Glancing at different marketing campaigns you can get a pretty good idea what the marketer was using as their base assumption for what truly motivates people. Douglas McGregor used his knowledge of human behavior and motivation to construct a model of management's assumptions about what motivates employees in the workplace context. Theory X managers assume that a workplace of control, coercion and punishment is necessary due to their underlying assumptions about human motivation, needs and wants.
I believe there is an equivalent for marketer's assumptions about what motivates customers in the marketplace context. We're mostly taking stabs at the dark (and testing, testing, testing) with marketing campaigns because we haven't dwelved into understanding human behavior.
I'll be fairly honest and say I come away from marketing meetings depressed about how the majority of marketers view people. It's Theory X marketing.
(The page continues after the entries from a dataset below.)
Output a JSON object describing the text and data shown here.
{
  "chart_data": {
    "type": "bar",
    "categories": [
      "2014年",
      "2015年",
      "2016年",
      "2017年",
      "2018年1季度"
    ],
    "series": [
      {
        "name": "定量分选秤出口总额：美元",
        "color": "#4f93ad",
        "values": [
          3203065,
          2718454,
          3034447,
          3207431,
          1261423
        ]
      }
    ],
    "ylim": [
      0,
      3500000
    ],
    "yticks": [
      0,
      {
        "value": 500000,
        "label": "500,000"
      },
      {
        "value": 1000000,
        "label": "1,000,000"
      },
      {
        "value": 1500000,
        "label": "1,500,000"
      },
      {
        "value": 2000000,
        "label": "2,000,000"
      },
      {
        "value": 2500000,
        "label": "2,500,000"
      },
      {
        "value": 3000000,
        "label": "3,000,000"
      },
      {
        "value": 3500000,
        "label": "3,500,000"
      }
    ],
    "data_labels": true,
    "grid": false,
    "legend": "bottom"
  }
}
For instance, the discussion on blogs last night seemed to stress the "uncontrollability" of what customers could say about your product and the risks inherent with amplified word-of-mouth. With moblogs, the power to snap a picture of your lemon and post it on the Internet - hey, look it broke down in just 3 days. Consumer generated media is a double-edged sword, of course. I continue to be surprised by the fear around consumers gaining a voice. It would be nice to see some confidence in the products we sell and a company's ability to right any wrongs.
Actual comment. What if someone posts a comment on your own blog that's negative? Can we delete it? Edit it?
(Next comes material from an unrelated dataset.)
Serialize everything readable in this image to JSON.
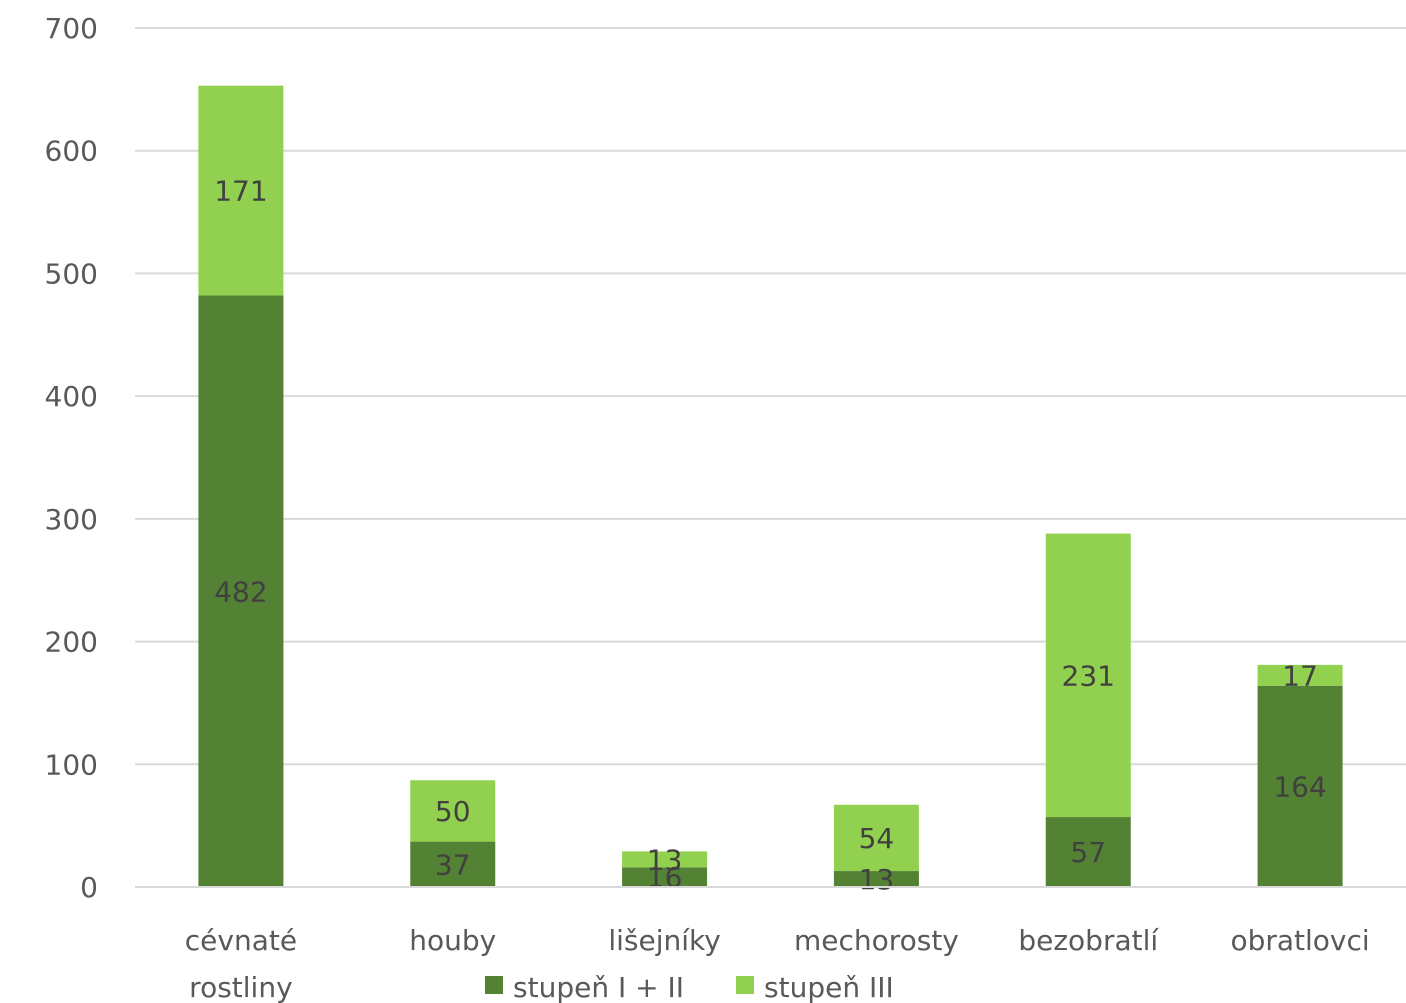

The only inspiring marketing example I heard during the evening was one that Volvo conducted. Every new customer gets an email a few weeks (or thereabouts, I forget exact timeframe) after their car purchase. The email contains a video welcome message from the CEO encouraging them to call in to customer service to relate their experience of the car so far and share their impressions. Fifteen percent do phone in and it's proven to be valuable one-on-one feedback that Volvo has used to enhance the car's features and the entire buying experience. It's a model built on respect and trust and interest in a new customer's perspective that makes the customer feel valued and is leveraged for future customer's purchases and experiences.
Then someone in the audience raises a hand: Do you know if there is any attempt to cross-sell accessories?
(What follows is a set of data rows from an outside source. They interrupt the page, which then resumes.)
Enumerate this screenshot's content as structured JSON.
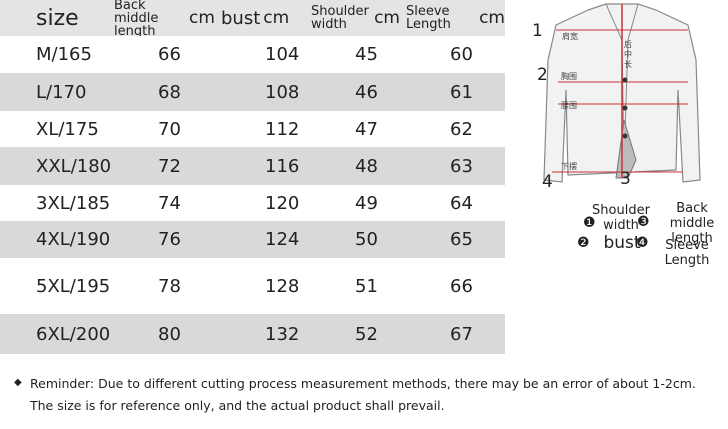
{
  "table": {
    "headers": [
      {
        "label": "size"
      },
      {
        "label": "Back middle length",
        "unit": "cm"
      },
      {
        "label": "bust",
        "unit": "cm"
      },
      {
        "label": "Shoulder width",
        "unit": "cm"
      },
      {
        "label": "Sleeve Length",
        "unit": "cm"
      }
    ],
    "rows": [
      [
        "M/165",
        66,
        104,
        45,
        60
      ],
      [
        "L/170",
        68,
        108,
        46,
        61
      ],
      [
        "XL/175",
        70,
        112,
        47,
        62
      ],
      [
        "XXL/180",
        72,
        116,
        48,
        63
      ],
      [
        "3XL/185",
        74,
        120,
        49,
        64
      ],
      [
        "4XL/190",
        76,
        124,
        50,
        65
      ],
      [
        "5XL/195",
        78,
        128,
        51,
        66
      ],
      [
        "6XL/200",
        80,
        132,
        52,
        67
      ]
    ]
  },
  "diagram": {
    "markers": [
      "1",
      "2",
      "3",
      "4"
    ],
    "labels": [
      "肩宽",
      "胸围",
      "腰围",
      "下摆",
      "后中长"
    ],
    "legend": [
      {
        "marker": "❶",
        "label": "Shoulder width"
      },
      {
        "marker": "❷",
        "label": "bust"
      },
      {
        "marker": "❸",
        "label": "Back middle length"
      },
      {
        "marker": "❹",
        "label": "Sleeve Length"
      }
    ]
  },
  "reminder": {
    "bullet": "◆",
    "lines": [
      "Reminder: Due to different cutting process measurement methods, there may be an error of about 1-2cm.",
      "The size is for reference only, and the actual product shall prevail."
    ]
  }
}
If you read my blog description closely you'll see I discuss innovations in marketing and innovation. I think marketing is headed toward the opposite of Theory X marketing. Theory Y marketing acknowledges, respects and encourages the highest and deepest desires and aspirations within people.
We have faith in the potentialities of others, of ourselves, and of mankind because, and only to the degree which, we have experienced the growth of our own potentialities, the reality of growth in ourselves, the strength of our own power of reason and of love. - Erich Fromm
You are spot-on re: the fear of the customer voice and loss of control in most marketing circles. Like Volvo, Toyota takes similar actions to stay close to the voice of the customer. I bought my first car, a Toyota, when in college and have purchased two more since then. I also share my postive Toyota stories with people around the world as a public speaker and trainer.